America, home of the ... Well, idiots?  

Posted by doug

Every four years, almost like clockwork unless the Supreme Court gets involved, we in the US of A elect our president, the person who is, as leader of the most powerful nation on Earth, arguably the most powerful person on Earth. Essentially, it all boils down to a Republican vs a Democrat. Last night, the Republican hopefuls held their first televised debate. I didn't watch it, as I have grass growing in the yard and it is just fascinating, but I've read a bit about it this morning. I've mentally glossed over everything except for this one fact:

[...] on the issue of Evolution, the following three candidates raised their hands to indicate they did not believe in it: Sen. Sam Brownback, Gov. Mike Huckabee, Rep. Tom Tancredo.


How bizarre is that? It's almost as though a man goes in for a job interview for a doctor (fancypants though they may be, surely they still have to interview?) and indicates that he thinks that leeches and mercury baths are just the thing for that pesky illness. Which illness? What does it matter? They're all caused by demons.

How is that someone can be entirely science illiterate and still have some standing in the polls? Why is it okay to say that you don't believe in something that is literally the basis for modern biology? What if they didn't believe in gravity?
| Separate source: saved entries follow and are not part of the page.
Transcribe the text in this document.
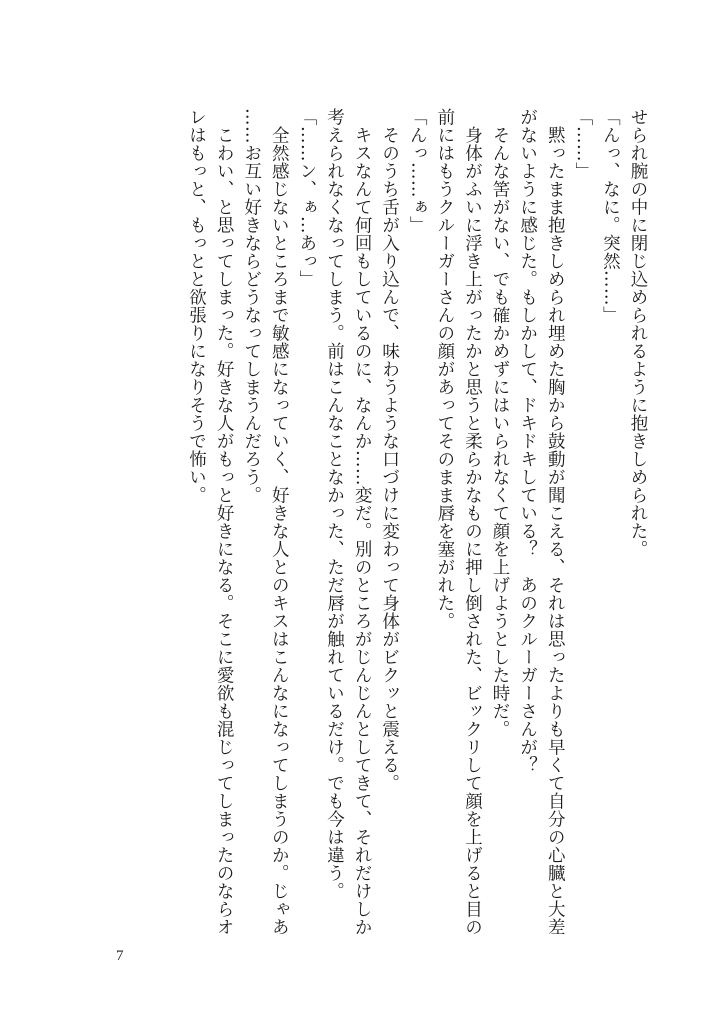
せられ腕の中に閉じ込められるように抱きしめられた。
「んっ、なに。突然……」
「……」
　黙ったまま抱きしめられ埋めた胸から鼓動が聞こえる、それは思ったよりも早くて自分の心臓と大差
がないように感じた。もしかして、ドキドキしている？　あのクルーガーさんが？
　そんな筈がない、でも確かめずにはいられなくて顔を上げようとした時だ。
　身体がふいに浮き上がったかと思うと柔らかなものに押し倒された、ビックリして顔を上げると目の
前にはもうクルーガーさんの顔があってそのまま唇を塞がれた。
「んっ……ぁ」
　そのうち舌が入り込んで、味わうような口づけに変わって身体がビクッと震える。
　キスなんて何回もしているのに、なんか……変だ。別のところがじんじんとしてきて、それだけしか
考えられなくなってしまう。前はこんなことなかった、ただ唇が触れているだけ。でも今は違う。
「……ン、ぁ…あっ」
　全然感じないところまで敏感になっていく、好きな人とのキスはこんなになってしまうのか。じゃあ
……お互い好きならどうなってしまうんだろう。
　こわい、と思ってしまった。好きな人がもっと好きになる。そこに愛欲も混じってしまったのならオ
レはもっと、もっとと欲張りになりそうで怖い。
7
"Gravity? No, sir, I don't go in for those libral notions. The Bible don't say nothing about Einstein's general theory of relativity nor Newton's much simpler approximation laws of universal gravitation. Spacetime curved by matter? Nope, it's curved by Jesus."

Yes, I've threatened to move to Canada before. But so help me, if one of those guys gets to run the country, I'll... well, mostly just bitch and moan, really. Probably cry a lot. And then threaten to move to Canada. Do you think they're hiring?

This entry was posted on Friday, May 4, 2007 at Friday, May 04, 2007 . You can follow any responses to this entry through the comments feed .

1 rabid fans

Kurt Vonnegut opined in Man Without a Country that history is filled with guessers who became leaders, and that we are still lead by them, and that they don't like to let facts cloud the issues. Including the fact that so many things now done in the name of Christianity would make Christ himself very upset. And the fact that people in other parts of the world (did you know there is a whole world outside the U.S.) hate us not for our freedom and liberty, but for our arrogance. And if they can like us at all, it is because the U.S. invented blues music.

BTW, he also identified as a humanist and said that if he should ever die, God forbid (he was 82 as he said that), that we should say "Kurt is in Heaven now," because that's his favorite joke.